Computer vision is approaching a milestone

Computer vision, a well-known and highly useful branch of artificial intelligence, is nearing a small revolution thanks to advances in automated labeling systems.

For us humans, getting to know things is a child’s play. It is truly a skill that we actively develop from a very young age, and the human brain is fantastically gifted to do this type of task with tremendous accuracy.

He is even so talented that machines regularly ask for our opinion on the matter; This is the case every time we complete certain types of captchas. In fact, it’s not for fun that Google and your buddies regularly ask you which square has a sailboat, pedestrian crossing, or one of those pesky traffic lights.

The responses of Internet users are then used as references to improve the reliability of autonomous systems based on artificial intelligence. By hitting samples in this way, the big names in AI are hoping to make their creations more reliable.

But today it seems clear that this approach is not sufficient by itself; If it is enough to ask the general public whether the image represents a bus or a truck to train an AI specialist called “strong“It has been a long time since our civilization has completely changed.

Classifying data is a real headache that takes a lot of time from researchers working with artificial intelligence systems applied to images. © Tim Gouw – Unsplash

Labeling, the plight of AI researchers

When it comes to developing ultra-compact and reliable systems, very few approaches are viable – and trusting angry netizens is certainly not one of them. Instead, you have to spend a lot of time to ensure the reliability of the information that the neural network will ingest.

If it is approximate, then the AI ​​will rely on wrong data and so the results will not necessarily be meaningful. In short: “gtree in, trash” (Waste at the entrance, waste at the exit) as the discipline specialists say.

This requires researchers to select the images one by one to “paint” colored masks on them, each identifying an element that the AI ​​is supposed to identify, as follows. This is called data naming.

It is a very time consuming process and is calculated regularly in hundreds of hours. In fact, the databases in question collect thousands, even hundreds of thousands of images. There is no question of rushing to work. The quality of the final product directly depends on the amount of data available.

So this approach seems overly paradoxical, not to mention outdated in a niche field like AI research. This is a problem of increasing importance as this time can be devoted to substantive work, which is much more important for the development of this technology.

Therefore, researchers are trying to develop systems capable of this Perform this excessively ungrateful task for them. So far, results have always been mixed in terms of quality. Moreover, this approach involves working pixel by pixel; You don’t have to be a great computer scientist to understand that this quickly raises the problem of computing power. After all, it involves using hundreds of thousands of images which should all be consistent from start to finish.

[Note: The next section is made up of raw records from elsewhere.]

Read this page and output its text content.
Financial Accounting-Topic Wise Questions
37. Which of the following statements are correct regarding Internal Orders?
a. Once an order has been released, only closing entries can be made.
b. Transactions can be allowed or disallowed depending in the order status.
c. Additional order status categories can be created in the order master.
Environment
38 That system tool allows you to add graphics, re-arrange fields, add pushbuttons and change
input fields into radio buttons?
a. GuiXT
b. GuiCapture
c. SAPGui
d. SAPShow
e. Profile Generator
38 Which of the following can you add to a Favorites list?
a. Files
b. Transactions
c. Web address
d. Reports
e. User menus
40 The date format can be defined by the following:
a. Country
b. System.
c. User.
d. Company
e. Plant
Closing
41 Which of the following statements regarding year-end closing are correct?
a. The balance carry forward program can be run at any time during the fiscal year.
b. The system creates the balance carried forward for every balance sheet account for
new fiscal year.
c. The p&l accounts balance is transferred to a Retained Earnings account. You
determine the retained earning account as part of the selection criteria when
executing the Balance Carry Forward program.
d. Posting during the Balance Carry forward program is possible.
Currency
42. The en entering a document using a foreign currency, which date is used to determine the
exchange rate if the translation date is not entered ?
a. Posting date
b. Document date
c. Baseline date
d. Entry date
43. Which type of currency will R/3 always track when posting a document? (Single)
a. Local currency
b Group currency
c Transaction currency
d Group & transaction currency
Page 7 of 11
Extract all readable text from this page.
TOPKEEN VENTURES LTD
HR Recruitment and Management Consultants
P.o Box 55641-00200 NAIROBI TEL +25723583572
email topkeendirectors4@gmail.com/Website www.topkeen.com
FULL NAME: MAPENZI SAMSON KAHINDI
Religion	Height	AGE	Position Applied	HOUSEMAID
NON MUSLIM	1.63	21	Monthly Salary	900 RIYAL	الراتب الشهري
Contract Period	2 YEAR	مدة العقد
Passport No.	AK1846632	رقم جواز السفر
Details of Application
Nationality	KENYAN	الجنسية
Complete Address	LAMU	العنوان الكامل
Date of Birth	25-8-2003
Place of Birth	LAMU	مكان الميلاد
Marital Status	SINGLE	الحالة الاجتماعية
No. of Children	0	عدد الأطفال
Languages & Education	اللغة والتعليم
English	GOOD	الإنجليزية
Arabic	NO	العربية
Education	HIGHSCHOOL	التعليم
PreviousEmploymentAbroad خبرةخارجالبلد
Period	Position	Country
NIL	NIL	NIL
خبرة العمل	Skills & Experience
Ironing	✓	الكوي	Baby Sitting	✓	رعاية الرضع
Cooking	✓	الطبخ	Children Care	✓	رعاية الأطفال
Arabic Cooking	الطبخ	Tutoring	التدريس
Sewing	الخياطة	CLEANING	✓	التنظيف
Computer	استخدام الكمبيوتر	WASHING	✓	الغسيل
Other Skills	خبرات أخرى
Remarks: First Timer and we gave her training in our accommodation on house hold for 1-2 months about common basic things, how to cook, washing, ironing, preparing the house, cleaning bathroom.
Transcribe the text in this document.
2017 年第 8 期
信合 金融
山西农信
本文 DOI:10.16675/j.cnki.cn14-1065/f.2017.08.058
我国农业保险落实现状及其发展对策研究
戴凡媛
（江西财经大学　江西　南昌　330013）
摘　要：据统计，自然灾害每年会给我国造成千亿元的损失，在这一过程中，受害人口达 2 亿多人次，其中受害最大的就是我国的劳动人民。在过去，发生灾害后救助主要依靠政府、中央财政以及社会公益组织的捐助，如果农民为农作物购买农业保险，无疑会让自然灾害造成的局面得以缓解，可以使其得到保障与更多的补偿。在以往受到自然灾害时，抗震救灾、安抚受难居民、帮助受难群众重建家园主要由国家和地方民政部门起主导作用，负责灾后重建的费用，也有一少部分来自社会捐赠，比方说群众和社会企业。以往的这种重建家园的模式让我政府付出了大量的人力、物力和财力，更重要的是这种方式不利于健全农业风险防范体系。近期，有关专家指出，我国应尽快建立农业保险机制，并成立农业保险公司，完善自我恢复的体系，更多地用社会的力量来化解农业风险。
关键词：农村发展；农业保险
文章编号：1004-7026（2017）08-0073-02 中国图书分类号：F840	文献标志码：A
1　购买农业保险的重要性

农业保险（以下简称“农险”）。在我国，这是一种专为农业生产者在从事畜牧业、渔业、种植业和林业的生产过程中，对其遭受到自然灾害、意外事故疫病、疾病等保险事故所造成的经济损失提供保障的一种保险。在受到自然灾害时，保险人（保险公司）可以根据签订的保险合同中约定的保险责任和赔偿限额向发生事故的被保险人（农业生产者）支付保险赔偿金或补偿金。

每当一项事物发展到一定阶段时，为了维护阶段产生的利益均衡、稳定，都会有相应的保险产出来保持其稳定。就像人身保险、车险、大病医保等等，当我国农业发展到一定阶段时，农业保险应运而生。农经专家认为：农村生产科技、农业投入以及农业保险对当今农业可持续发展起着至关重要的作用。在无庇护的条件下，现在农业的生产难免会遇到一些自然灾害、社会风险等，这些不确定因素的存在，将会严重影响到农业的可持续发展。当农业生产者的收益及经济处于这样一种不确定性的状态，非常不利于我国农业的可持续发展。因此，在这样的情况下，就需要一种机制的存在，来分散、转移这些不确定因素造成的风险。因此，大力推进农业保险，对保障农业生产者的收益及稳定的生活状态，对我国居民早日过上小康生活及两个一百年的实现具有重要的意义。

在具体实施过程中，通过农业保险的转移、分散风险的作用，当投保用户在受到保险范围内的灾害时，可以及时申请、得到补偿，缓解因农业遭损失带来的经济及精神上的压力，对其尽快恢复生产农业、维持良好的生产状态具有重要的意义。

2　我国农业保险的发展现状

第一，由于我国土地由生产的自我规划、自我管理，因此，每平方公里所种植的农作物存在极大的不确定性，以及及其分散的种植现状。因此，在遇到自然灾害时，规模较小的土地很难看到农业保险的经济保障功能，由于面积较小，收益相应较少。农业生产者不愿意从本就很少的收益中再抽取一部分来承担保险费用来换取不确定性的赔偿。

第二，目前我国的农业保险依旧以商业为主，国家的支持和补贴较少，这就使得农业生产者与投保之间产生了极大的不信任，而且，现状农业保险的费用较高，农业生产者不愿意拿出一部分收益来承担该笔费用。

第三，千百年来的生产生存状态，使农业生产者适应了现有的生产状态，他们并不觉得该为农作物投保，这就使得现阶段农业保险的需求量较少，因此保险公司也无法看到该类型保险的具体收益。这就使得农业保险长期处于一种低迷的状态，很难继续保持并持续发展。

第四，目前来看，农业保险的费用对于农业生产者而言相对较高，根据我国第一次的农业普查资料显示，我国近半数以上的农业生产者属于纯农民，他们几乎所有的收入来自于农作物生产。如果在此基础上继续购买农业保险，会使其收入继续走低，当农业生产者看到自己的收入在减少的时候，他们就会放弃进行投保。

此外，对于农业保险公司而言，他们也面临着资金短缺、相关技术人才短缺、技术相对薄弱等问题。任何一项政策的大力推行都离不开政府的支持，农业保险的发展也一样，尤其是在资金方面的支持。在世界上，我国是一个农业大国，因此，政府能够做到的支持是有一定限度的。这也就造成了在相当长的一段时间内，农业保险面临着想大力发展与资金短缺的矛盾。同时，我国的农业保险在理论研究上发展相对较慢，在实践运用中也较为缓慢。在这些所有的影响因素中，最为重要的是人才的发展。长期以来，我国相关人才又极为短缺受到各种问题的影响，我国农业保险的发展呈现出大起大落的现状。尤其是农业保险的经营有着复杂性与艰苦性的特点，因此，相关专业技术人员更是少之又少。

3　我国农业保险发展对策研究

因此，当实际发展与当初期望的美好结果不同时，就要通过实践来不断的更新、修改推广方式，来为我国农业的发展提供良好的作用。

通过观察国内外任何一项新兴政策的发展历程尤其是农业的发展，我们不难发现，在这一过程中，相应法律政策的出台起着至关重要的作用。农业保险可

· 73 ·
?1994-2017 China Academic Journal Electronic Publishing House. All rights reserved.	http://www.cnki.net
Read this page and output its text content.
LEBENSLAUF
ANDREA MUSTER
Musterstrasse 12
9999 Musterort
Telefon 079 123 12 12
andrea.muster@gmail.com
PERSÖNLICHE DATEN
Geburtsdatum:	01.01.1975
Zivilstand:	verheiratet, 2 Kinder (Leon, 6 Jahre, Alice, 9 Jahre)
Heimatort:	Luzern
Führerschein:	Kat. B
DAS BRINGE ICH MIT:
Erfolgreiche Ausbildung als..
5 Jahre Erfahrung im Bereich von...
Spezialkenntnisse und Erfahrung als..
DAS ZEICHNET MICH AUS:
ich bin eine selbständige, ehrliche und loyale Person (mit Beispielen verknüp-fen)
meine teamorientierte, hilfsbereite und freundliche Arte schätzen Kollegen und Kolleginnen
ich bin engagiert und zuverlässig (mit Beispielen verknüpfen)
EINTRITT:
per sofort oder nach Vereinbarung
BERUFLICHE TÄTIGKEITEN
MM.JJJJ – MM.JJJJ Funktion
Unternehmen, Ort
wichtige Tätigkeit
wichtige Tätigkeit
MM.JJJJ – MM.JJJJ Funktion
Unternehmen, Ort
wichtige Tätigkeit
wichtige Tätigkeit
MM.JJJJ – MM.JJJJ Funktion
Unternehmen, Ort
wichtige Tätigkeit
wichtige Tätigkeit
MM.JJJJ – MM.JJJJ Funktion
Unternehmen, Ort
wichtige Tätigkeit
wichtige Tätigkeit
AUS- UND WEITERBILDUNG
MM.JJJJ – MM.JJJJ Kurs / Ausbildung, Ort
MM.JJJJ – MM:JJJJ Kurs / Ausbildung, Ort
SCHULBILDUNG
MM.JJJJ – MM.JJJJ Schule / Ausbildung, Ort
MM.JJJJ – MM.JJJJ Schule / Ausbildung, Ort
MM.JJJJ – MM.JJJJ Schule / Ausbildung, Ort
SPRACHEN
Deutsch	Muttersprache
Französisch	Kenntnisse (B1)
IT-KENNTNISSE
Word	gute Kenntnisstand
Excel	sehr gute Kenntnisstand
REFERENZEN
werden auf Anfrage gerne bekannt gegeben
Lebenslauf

Pre-working chewing algorithm

The human brain remains the great specialist in this discipline. But the latest work by MIT researchers spotted by Engadget may have come from Significantly reduce the gap. With help from Cornell University and Microsoft, MIT developed an algorithm called STEGO. Its goal: to label images independently in record time and with pixel accuracy.

The idea is that these algorithms can select coherent groups pretty much automatically so we don’t have to do it ourselves.Mark Hamilton, lead author of the study, explains.

To achieve this, this algorithm analyzes the entire data set in search of repeated objects that appear multiple times over the images. “Then he links them to build a coherent end result on all the images he learns from,” the team explains in a press release.

The researchers then compared the STEGO results to other independent labeling systems. The result was absolutely amazing. They explain that at least STEGO appeared Twice the efficiency of analogues. This is the first time that an algorithm of this type aligns almost perfectly with images of controls rated by humans.

It’s a big progress; This could allow many researchers to dramatically increase the speed at which they can annotate large data sets. But it would also be simplistic to limit the impact of standalone systems like STEGO to simple throughput.

The rated images (bottom) were created independently by STEGO. © Hamilton W. Paragraph.

Transcend human limits once and for all

The main interest of this method is the ability to identify complex patterns that humans cannot accurately classify. “If you’re looking at tumor scans, images of a planet’s surface, or high-resolution microbiological images, it’s hard to know where to look without being a true expert.‘, explained the researchers.

In some areas, even human experts don’t know what the things involved look like.Hamilton adds. “In this kind of situation where we operate at the frontiers of science, we cannot rely on humans to understand before machines“, Determines.

Thus a self-supervised system of this kind can work real miracles in certain areas. Just think about a cancer diagnosis or learning about the environment in self-driving vehicles. But it is only The tip of a huge iceberg possible applications.

There is still work to get to this point. For example, as it stands, STEGO still suffers from some limitations. For example, it is possible for him to lose control completely by sending an eccentric picture like a banana placed on the bowl of a landline phone. This is a good age Trash in, trash out So it is still valid. But it is not Maybe just a matter of time Before STEGO and its successors are mature enough to create a A real revolution in this very important place for artificial intelligence.

Leave a Comment

Your email address will not be published.